Solar Orbiter: ESA’s mission to reach the Sun is launched

The probe of the European Space Agency Solar Orbiter departed from Cape Canaveral at 5.03 am: it will study the surface of the Sun from a distance never reached before.

“Signal acquisition confirmed. Great news!”. With these words – posted on the official Twitter account of the European Space Agency at 5.03 am – the Solar Orbiter mission has officially started. The ESA probe took off from the Cape Canaveral platform in the USA at the head of an Atlas V rocket of the United Launch Alliance. The spacecraft, exploiting the astral alignment between Earth and Venus, gave the probe the necessary thrust to start the space journey that will take it, in three and a half years, to the closest orbit to the Sun ever reached by a spacecraft. At the end of its journey, the Sola Orbiter will gravitate 42 million kilometres away from our star (less than a third of the Earth-Sun distance) and collect valuable data to study the physical and chemical processes that take place on the surface.

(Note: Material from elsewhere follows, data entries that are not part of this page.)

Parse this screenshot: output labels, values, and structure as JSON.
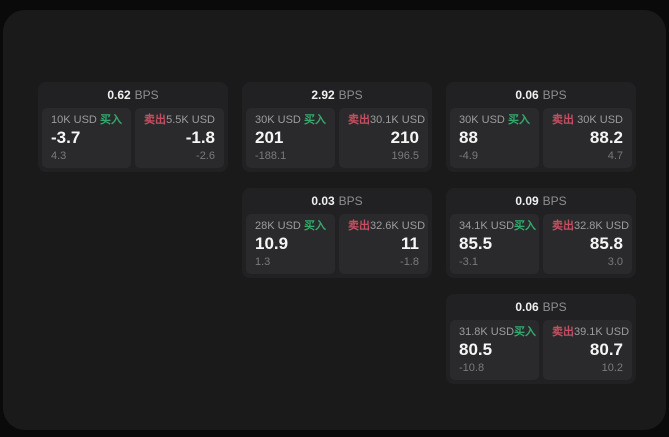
{
  "labels": {
    "bps_unit": "BPS",
    "buy": "买入",
    "sell": "卖出"
  },
  "colors": {
    "buy": "#34a96c",
    "sell": "#c44f60",
    "window_bg": "#1a1a1b",
    "card_bg": "#212123",
    "panel_bg": "#2a2a2c"
  },
  "cards": [
    {
      "bps": "0.62",
      "col": 0,
      "row": 0,
      "buy": {
        "amount": "10K USD",
        "price": "-3.7",
        "delta": "4.3"
      },
      "sell": {
        "amount": "5.5K USD",
        "price": "-1.8",
        "delta": "-2.6"
      }
    },
    {
      "bps": "2.92",
      "col": 1,
      "row": 0,
      "buy": {
        "amount": "30K USD",
        "price": "201",
        "delta": "-188.1"
      },
      "sell": {
        "amount": "30.1K USD",
        "price": "210",
        "delta": "196.5"
      }
    },
    {
      "bps": "0.06",
      "col": 2,
      "row": 0,
      "buy": {
        "amount": "30K USD",
        "price": "88",
        "delta": "-4.9"
      },
      "sell": {
        "amount": "30K USD",
        "price": "88.2",
        "delta": "4.7"
      }
    },
    {
      "bps": "0.03",
      "col": 1,
      "row": 1,
      "buy": {
        "amount": "28K USD",
        "price": "10.9",
        "delta": "1.3"
      },
      "sell": {
        "amount": "32.6K USD",
        "price": "11",
        "delta": "-1.8"
      }
    },
    {
      "bps": "0.09",
      "col": 2,
      "row": 1,
      "buy": {
        "amount": "34.1K USD",
        "price": "85.5",
        "delta": "-3.1"
      },
      "sell": {
        "amount": "32.8K USD",
        "price": "85.8",
        "delta": "3.0"
      }
    },
    {
      "bps": "0.06",
      "col": 2,
      "row": 2,
      "buy": {
        "amount": "31.8K USD",
        "price": "80.5",
        "delta": "-10.8"
      },
      "sell": {
        "amount": "39.1K USD",
        "price": "80.7",
        "delta": "10.2"
      }
    }
  ]
}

The Solar Orbiter mission is funded by ESA and is the result of collaboration between Aerospace Agencies, Research Institutes and aeronautical companies from around the world.

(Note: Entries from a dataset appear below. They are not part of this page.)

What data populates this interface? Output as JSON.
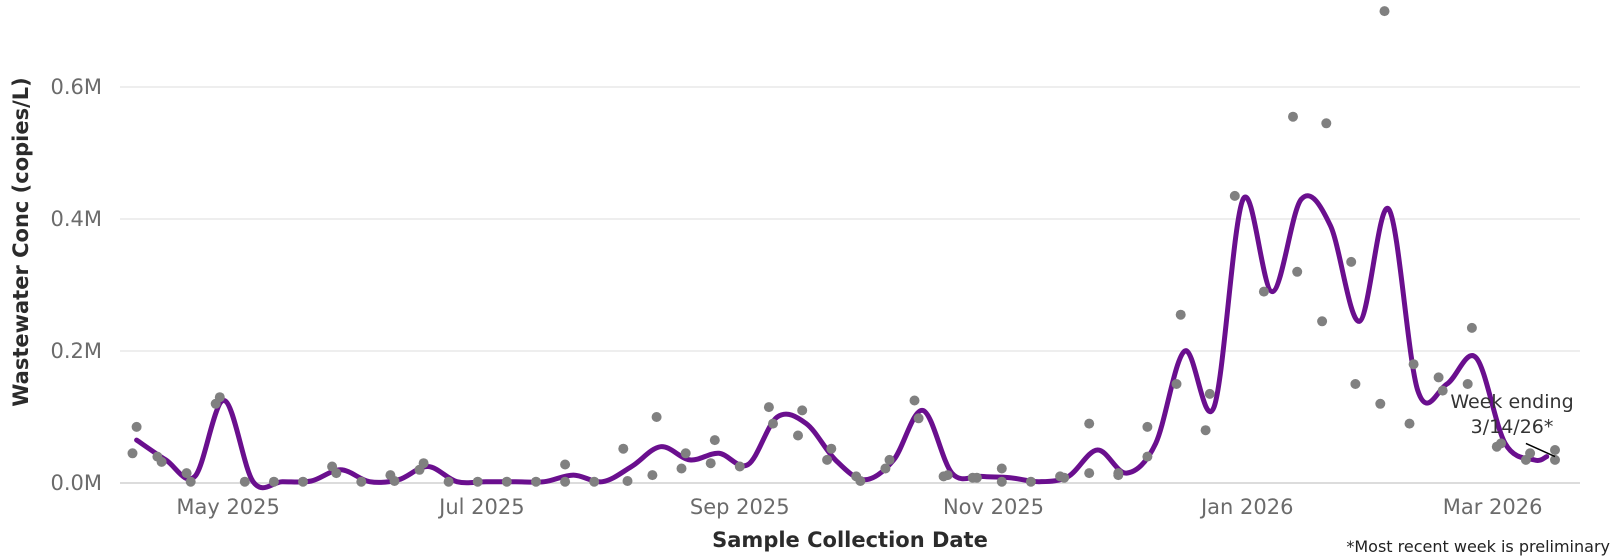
{
  "chart_data": {
    "type": "line",
    "xlabel": "Sample Collection Date",
    "ylabel": "Wastewater Conc (copies/L)",
    "ylim": [
      0,
      700000
    ],
    "xlim": [
      "2025-04-05",
      "2026-03-22"
    ],
    "y_ticks": [
      {
        "value": 0,
        "label": "0.0M"
      },
      {
        "value": 200000,
        "label": "0.2M"
      },
      {
        "value": 400000,
        "label": "0.4M"
      },
      {
        "value": 600000,
        "label": "0.6M"
      }
    ],
    "x_ticks": [
      {
        "date": "2025-05-01",
        "label": "May 2025"
      },
      {
        "date": "2025-07-01",
        "label": "Jul 2025"
      },
      {
        "date": "2025-09-01",
        "label": "Sep 2025"
      },
      {
        "date": "2025-11-01",
        "label": "Nov 2025"
      },
      {
        "date": "2026-01-01",
        "label": "Jan 2026"
      },
      {
        "date": "2026-03-01",
        "label": "Mar 2026"
      }
    ],
    "grid": "horizontal",
    "colors": {
      "line": "#6a0f8e",
      "points": "#808080",
      "grid": "#e8e8e8"
    },
    "series": [
      {
        "type": "line",
        "x": [
          "2025-04-09",
          "2025-04-16",
          "2025-04-23",
          "2025-04-30",
          "2025-05-07",
          "2025-05-14",
          "2025-05-21",
          "2025-05-28",
          "2025-06-04",
          "2025-06-11",
          "2025-06-18",
          "2025-06-25",
          "2025-07-02",
          "2025-07-09",
          "2025-07-16",
          "2025-07-23",
          "2025-07-30",
          "2025-08-06",
          "2025-08-13",
          "2025-08-20",
          "2025-08-27",
          "2025-09-03",
          "2025-09-10",
          "2025-09-17",
          "2025-09-24",
          "2025-10-01",
          "2025-10-08",
          "2025-10-15",
          "2025-10-22",
          "2025-10-29",
          "2025-11-05",
          "2025-11-12",
          "2025-11-19",
          "2025-11-26",
          "2025-12-03",
          "2025-12-10",
          "2025-12-17",
          "2025-12-24",
          "2025-12-31",
          "2026-01-07",
          "2026-01-14",
          "2026-01-21",
          "2026-01-28",
          "2026-02-04",
          "2026-02-11",
          "2026-02-18",
          "2026-02-25",
          "2026-03-04",
          "2026-03-11",
          "2026-03-14"
        ],
        "values": [
          65000,
          35000,
          10000,
          125000,
          2000,
          2000,
          3000,
          20000,
          2000,
          5000,
          25000,
          2000,
          2000,
          2000,
          2000,
          12000,
          2000,
          25000,
          55000,
          35000,
          45000,
          28000,
          100000,
          90000,
          35000,
          5000,
          35000,
          110000,
          15000,
          10000,
          8000,
          2000,
          10000,
          50000,
          15000,
          60000,
          200000,
          115000,
          430000,
          290000,
          430000,
          390000,
          245000,
          415000,
          140000,
          150000,
          190000,
          60000,
          35000,
          40000
        ]
      },
      {
        "type": "scatter",
        "points": [
          [
            "2025-04-08",
            45000
          ],
          [
            "2025-04-09",
            85000
          ],
          [
            "2025-04-14",
            40000
          ],
          [
            "2025-04-15",
            32000
          ],
          [
            "2025-04-21",
            15000
          ],
          [
            "2025-04-22",
            2000
          ],
          [
            "2025-04-28",
            120000
          ],
          [
            "2025-04-29",
            130000
          ],
          [
            "2025-05-05",
            2000
          ],
          [
            "2025-05-12",
            2000
          ],
          [
            "2025-05-19",
            2000
          ],
          [
            "2025-05-26",
            25000
          ],
          [
            "2025-05-27",
            15000
          ],
          [
            "2025-06-02",
            2000
          ],
          [
            "2025-06-09",
            12000
          ],
          [
            "2025-06-10",
            3000
          ],
          [
            "2025-06-16",
            20000
          ],
          [
            "2025-06-17",
            30000
          ],
          [
            "2025-06-23",
            2000
          ],
          [
            "2025-06-30",
            2000
          ],
          [
            "2025-07-07",
            2000
          ],
          [
            "2025-07-14",
            2000
          ],
          [
            "2025-07-21",
            28000
          ],
          [
            "2025-07-21",
            2000
          ],
          [
            "2025-07-28",
            2000
          ],
          [
            "2025-08-04",
            52000
          ],
          [
            "2025-08-05",
            3000
          ],
          [
            "2025-08-11",
            12000
          ],
          [
            "2025-08-12",
            100000
          ],
          [
            "2025-08-18",
            22000
          ],
          [
            "2025-08-19",
            45000
          ],
          [
            "2025-08-25",
            30000
          ],
          [
            "2025-08-26",
            65000
          ],
          [
            "2025-09-01",
            25000
          ],
          [
            "2025-09-08",
            115000
          ],
          [
            "2025-09-09",
            90000
          ],
          [
            "2025-09-15",
            72000
          ],
          [
            "2025-09-16",
            110000
          ],
          [
            "2025-09-22",
            35000
          ],
          [
            "2025-09-23",
            52000
          ],
          [
            "2025-09-29",
            10000
          ],
          [
            "2025-09-30",
            3000
          ],
          [
            "2025-10-06",
            22000
          ],
          [
            "2025-10-07",
            35000
          ],
          [
            "2025-10-13",
            125000
          ],
          [
            "2025-10-14",
            98000
          ],
          [
            "2025-10-20",
            10000
          ],
          [
            "2025-10-21",
            12000
          ],
          [
            "2025-10-27",
            8000
          ],
          [
            "2025-10-28",
            8000
          ],
          [
            "2025-11-03",
            22000
          ],
          [
            "2025-11-03",
            2000
          ],
          [
            "2025-11-10",
            2000
          ],
          [
            "2025-11-17",
            10000
          ],
          [
            "2025-11-18",
            8000
          ],
          [
            "2025-11-24",
            90000
          ],
          [
            "2025-11-24",
            15000
          ],
          [
            "2025-12-01",
            15000
          ],
          [
            "2025-12-01",
            12000
          ],
          [
            "2025-12-08",
            40000
          ],
          [
            "2025-12-08",
            85000
          ],
          [
            "2025-12-15",
            150000
          ],
          [
            "2025-12-16",
            255000
          ],
          [
            "2025-12-22",
            80000
          ],
          [
            "2025-12-23",
            135000
          ],
          [
            "2025-12-29",
            435000
          ],
          [
            "2026-01-05",
            290000
          ],
          [
            "2026-01-12",
            555000
          ],
          [
            "2026-01-13",
            320000
          ],
          [
            "2026-01-19",
            245000
          ],
          [
            "2026-01-20",
            545000
          ],
          [
            "2026-01-26",
            335000
          ],
          [
            "2026-01-27",
            150000
          ],
          [
            "2026-02-02",
            120000
          ],
          [
            "2026-02-03",
            715000
          ],
          [
            "2026-02-09",
            90000
          ],
          [
            "2026-02-10",
            180000
          ],
          [
            "2026-02-16",
            160000
          ],
          [
            "2026-02-17",
            140000
          ],
          [
            "2026-02-23",
            150000
          ],
          [
            "2026-02-24",
            235000
          ],
          [
            "2026-03-02",
            55000
          ],
          [
            "2026-03-03",
            60000
          ],
          [
            "2026-03-09",
            35000
          ],
          [
            "2026-03-10",
            45000
          ],
          [
            "2026-03-16",
            50000
          ],
          [
            "2026-03-16",
            35000
          ]
        ]
      }
    ],
    "annotation": {
      "line1": "Week ending",
      "line2": "3/14/26*",
      "date": "2026-03-09",
      "value": 60000,
      "target_date": "2026-03-16",
      "target_value": 40000
    },
    "footnote": "*Most recent week is preliminary"
  }
}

Solar Orbiter: the Italian project to study the Sun

Once it reaches its final orbit, Solar Orbiter will perform several studies on the Sun. The measurements will cover the plasma, magnetic field, waves and energetic particles of the solar wind. Thanks to an orbit tilted with respect to the equator, the probe will also take the first photos of the polar regions of the Sun, areas never observed before. To carry out these measurements, on board the probe there are ten innovative scientific instruments born from the collaboration between Research Institutes and industries in the United States and 17 European countries. Among these is the Metis coronographer designed by the National Institute of Astrophysics and CNR together with a large team of Italian scientists from the universities of Florence, Genoa, Padua, Urbino and Turin. It is a special chamber to shield the too violent light of the solar disk and analyze only the solar crown, whose brightness is millions of times weaker. The corona is the most turbulent zone from which the solar wind is released and accelerated: discovering the internal mechanisms is fundamental to deepen the knowledge of solar atmospheric phenomena and their evolution in the heliosphere.